When you work with a sample, specify the extent to which the sample represents the target population. In most cases, the representativeness is unknown. Reports on survey research data often describe samples as ‘nationally representative’. The question you should always ask is “Representative with respect to what?”

The rule here is that variance counts. The results of a study do not only depend on the size of the sample, but also on the variance in both the outcome as well as the predictor variables. Ask yourself: what parts of the target population have not been included?
To some extent, samples are not representative of the entire population because some parts are excluded by the design of the sampling frame: the institutionalized population and those who do not understand questions are typically left out. This is called coverage error. The imprisoned population, the rich, the very sick, mentally challenged, and those who do not speak the dominant language in a country are less likely to be included in samples.
In addition to coverage error, a second source of error is sampling error. When participation in interviews, surveys, or experiments is voluntary, samples of participants are typically consisting of individuals with above average intelligence, health, and civic-mindedness. As a result, those who are easier to reach and more willing to help science are overrepresented. Non-voters, citizens in remote areas, and persons in areas with inferior internet connectivity will be less well represented. When you work with data that others have collected, examine how much effort has been made and which strategies have been used to mitigate such risks.
As a rule, snowball or quota samples are not representative. Typically, samples in survey research are weighted on a few key demographic variables for which the true values in the population are known from registers such as gender, age, and place of residence. However, keep in mind that this procedure may yield highly inaccurate results if the weights are very low or high.
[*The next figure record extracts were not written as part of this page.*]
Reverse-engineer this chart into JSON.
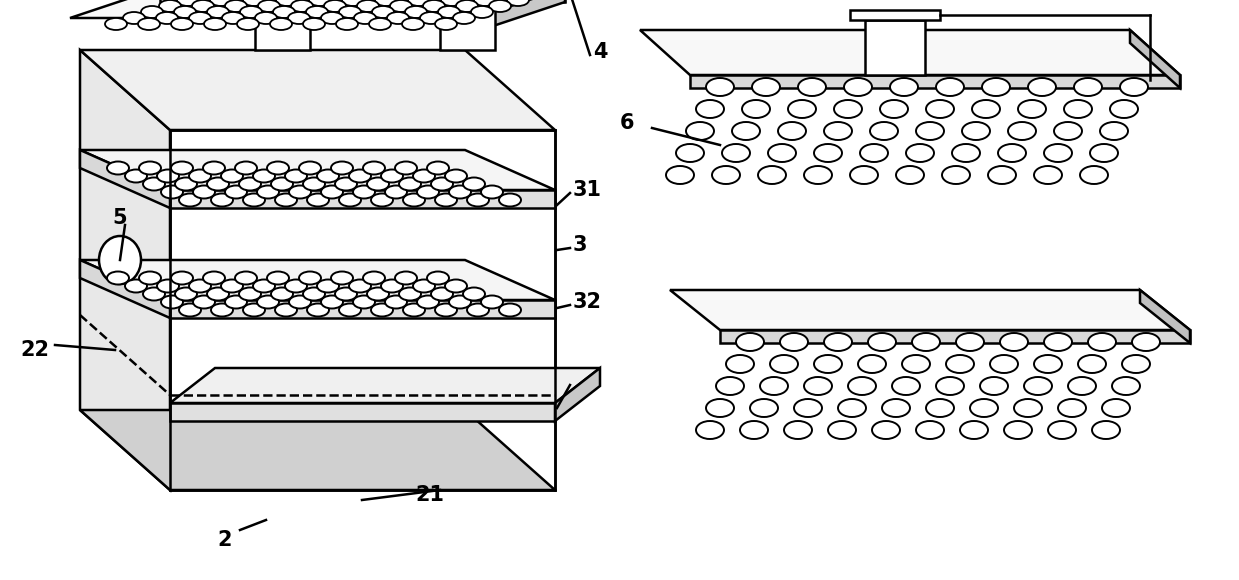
{
  "bg_color": "#ffffff",
  "lc": "#000000",
  "lw": 1.8,
  "label_fontsize": 15,
  "label_fontweight": "bold"
}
Also bear in mind that non-response may be selective. If participants are selected based on their interest in the topic of the study, or on some other characteristic that is related to the independent or the dependent variable, the results are likely to be biased. This complicates accurate testing of hypotheses.

Avoid sampling on the dependent variable. If you’re a fundraiser and you ask a sample of donors why they are donating to your organization you will not learn much that helps you to recruit new donors. It will be more helpful to ask non-donors who considered donating why they chose not to do so, or to ask previous donors why they stopped giving.

As a general rule, looking only at successful cases results in survivorship bias, which can totally distort your findings (Brown, Goetzmann, Ibbotson & Ross, 1992). A somewhat milder form of looking at successful cases emerges from selection into the study based on factors that also influence the dependent variable – also known as collider bias (Elwert & Winship, 2014).
The issue of representativeness is particularly important in case study research. If you can only study a few cases, it is often impossible to select a set that is representative of all existing or possible cases. Therefore cases are often selected based on the value of the dependent variable, as in a study on the ‘best practices’ in a certain field (Seawright & Gerring, 2008; Gerring & McDermott, 2007). They can still be informative, especially if you ask informants about contrasting cases. When you speak to representatives of best practices, you could ask about decisions at crucial events that contributed to success: “why did you become a success, while others did not?” You can also ask about counterfactuals: “what practice, if taken away, would destroy your success?” Note that you can also ask these questions to representatives of worse practices.